"Tamerlano": Domingo mit Alter Musik in Salzburg
Osmanischer Sultan wird von mongolischem Heerführer besiegt. Der eine heißt Bajazet, der andere Tamerlano (Vorbild ist Timur, der Lahme, daher der Name).
Tamerlano, urböse, tut Bajazet gegenüber auf lieb, weil er dessen Tochter Asteria heiraten will. Bajazet, total gekränkt, will das verhindern und schluckt am Ende Gift, um seinem Gegner nur nicht den Triumph zu gönnen. Das rührt Tamerlano, er heiratet eine andere (Irene), alles ist gut, nur Bajazet tot.
Das ist verknappt die Geschichte von Georg Friedrich Händels "Tamerlano", einer brillanten, einfallsreichen, fabelhaft orchestrierten, mit einem traurigen Grundton versehenen Oper. Und wir sehen wieder einmal: Oft sind die Mächtigen dieser Welt nicht von Inhalten, sondern von Bedürfnissen getrieben.
Das szenisch zu zeigen wäre für die Salzburger Festspiele lohnend gewesen. "Tamerlano" fand jedoch im Großen Haus nur konzertant statt, das aber musikalisch gewinnbringend.
Marc Minkowski brachte die Händel-Oper mit seinen Musiciens du Louvre Grenoble in einer ausgewogenen Mischung aus zarten Lyrismen und großer Dramatik zu Gehör, dazu farbenprächtig und transparent. Dass es trotz alter Instrumente und nicht allzu großer Besetzung keine akustischen Probleme gab, lag wohl daran, dass vor dem Eisernen Vorhang gespielt wurde.
Auch die Sänger trugen das Ihre zum Erfolg bei. Countertenor Bejun Mehta bestach mit klarer Höhe, Ausdrucks- und Strahlkraft und phänomenalen Verzierungen. Dieser Sänger befindet sich auf dem Zenit.
Gescheit
Apropos Zenit: Plácido Domingo, der Bajazet, singt derart klug, dass man das Gefühl hat, er habe diesen nie verlassen. Seine Stimme ist irgendwo zwischen Tenor und Bariton angesiedelt, er hat aber noch ein Timbre, von dem viele träumen. Jede Phrase ist berührend – auch wenn er stilistisch herausfällt. Seine Sterbeszene erinnert mehr an Verdi als an Händel.

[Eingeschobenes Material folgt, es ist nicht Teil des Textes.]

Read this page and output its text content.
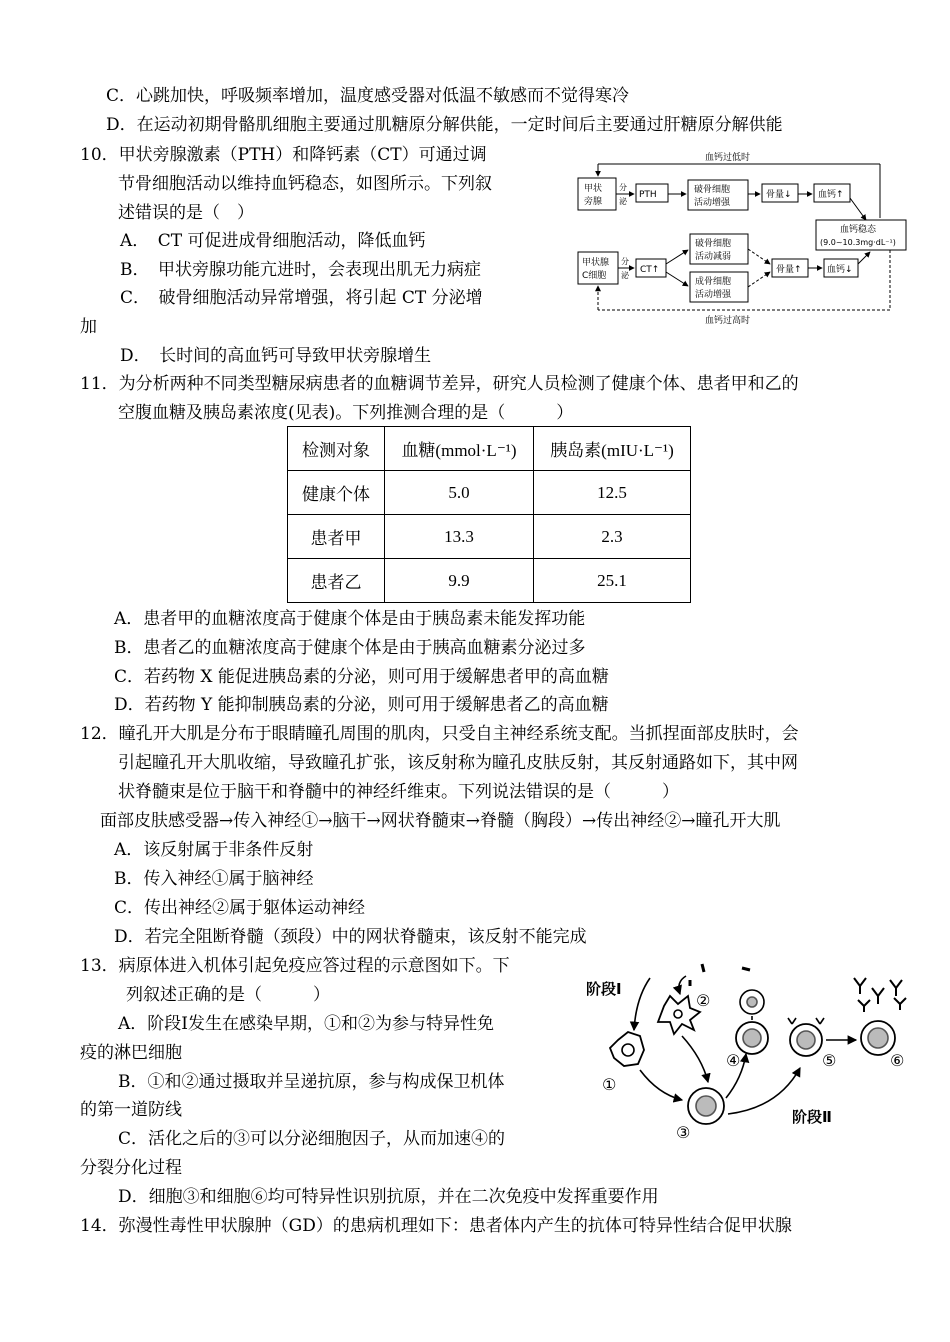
C．心跳加快，呼吸频率增加，温度感受器对低温不敏感而不觉得寒冷
D．在运动初期骨骼肌细胞主要通过肌糖原分解供能，一定时间后主要通过肝糖原分解供能
10．甲状旁腺激素（PTH）和降钙素（CT）可通过调
节骨细胞活动以维持血钙稳态，如图所示。下列叙
述错误的是（　）
A．　CT 可促进成骨细胞活动，降低血钙
B．　甲状旁腺功能亢进时，会表现出肌无力病症
C．　破骨细胞活动异常增强，将引起 CT 分泌增
加
D．　长时间的高血钙可导致甲状旁腺增生
血钙过低时
甲状
旁腺
分
泌
PTH	破骨细胞
活动增强
骨量↓	血钙↑
血钙稳态
(9.0~10.3mg·dL⁻¹)
甲状腺
C细胞
分
泌
CT↑
破骨细胞
活动减弱
成骨细胞
活动增强
骨量↑	血钙↓
血钙过高时
11．为分析两种不同类型糖尿病患者的血糖调节差异，研究人员检测了健康个体、患者甲和乙的
空腹血糖及胰岛素浓度(见表)。下列推测合理的是（　　　）
检测对象	血糖(mmol·L⁻¹)	胰岛素(mIU·L⁻¹)
健康个体	5.0	12.5
患者甲	13.3	2.3
患者乙	9.9	25.1
A．患者甲的血糖浓度高于健康个体是由于胰岛素未能发挥功能
B．患者乙的血糖浓度高于健康个体是由于胰高血糖素分泌过多
C．若药物 X 能促进胰岛素的分泌，则可用于缓解患者甲的高血糖
D．若药物 Y 能抑制胰岛素的分泌，则可用于缓解患者乙的高血糖
12．瞳孔开大肌是分布于眼睛瞳孔周围的肌肉，只受自主神经系统支配。当抓捏面部皮肤时，会
引起瞳孔开大肌收缩，导致瞳孔扩张，该反射称为瞳孔皮肤反射，其反射通路如下，其中网
状脊髓束是位于脑干和脊髓中的神经纤维束。下列说法错误的是（　　　）
面部皮肤感受器→传入神经①→脑干→网状脊髓束→脊髓（胸段）→传出神经②→瞳孔开大肌
A．该反射属于非条件反射
B．传入神经①属于脑神经
C．传出神经②属于躯体运动神经
D．若完全阻断脊髓（颈段）中的网状脊髓束，该反射不能完成
13．病原体进入机体引起免疫应答过程的示意图如下。下
列叙述正确的是（　　　）
A．阶段Ⅰ发生在感染早期，①和②为参与特异性免
疫的淋巴细胞
B．①和②通过摄取并呈递抗原，参与构成保卫机体
的第一道防线
C．活化之后的③可以分泌细胞因子，从而加速④的
分裂分化过程
D．细胞③和细胞⑥均可特异性识别抗原，并在二次免疫中发挥重要作用
阶段Ⅰ
阶段Ⅱ
①
②
③
④	⑤	⑥
14．弥漫性毒性甲状腺肿（GD）的患病机理如下：患者体内产生的抗体可特异性结合促甲状腺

Julia Lezhneva als Asteria bietet feine Spitzentöne und klare Koloraturen. Franco Fagioli (Andronico) singt mit seinem nicht allzu großen Countertenor sensibel, Marinna Crebassa (Irene) und Michael Volle (Leone) runden die famose Besetzung ab.
Programmatische Fragen
Dennoch stellt man sich programmatische Fragen. "Tamerlano" wurde von Händel unmittelbar nach der Oper "Giulio Cesare" geschrieben, die mit Cecilia Bartoli szenisch im Programm ist (Premiere: 23. 8.) – warum spielt man das nicht aufeinanderfolgend? So ist jede Produktion nur ein Solitär.
Das Eröffnungskonzert fand heuer mit alten Instrumenten statt (Gardiner und die Baroque Soloists), dank Harnoncourt (Concentus), William Christie (La Scintilla) und nun Minkowski gab es Erfolge – wird Salzburg mehr und mehr zu einem Festival Alter Musik?
Wie kann es sein, dass man für Aufführungen mit Stars wie Domingo offenbar problemlos Karten bekommt? Ist das Festspielhaus zu groß für Händel?
Oder gibt es in Salzburg doch schon zu viel des Guten?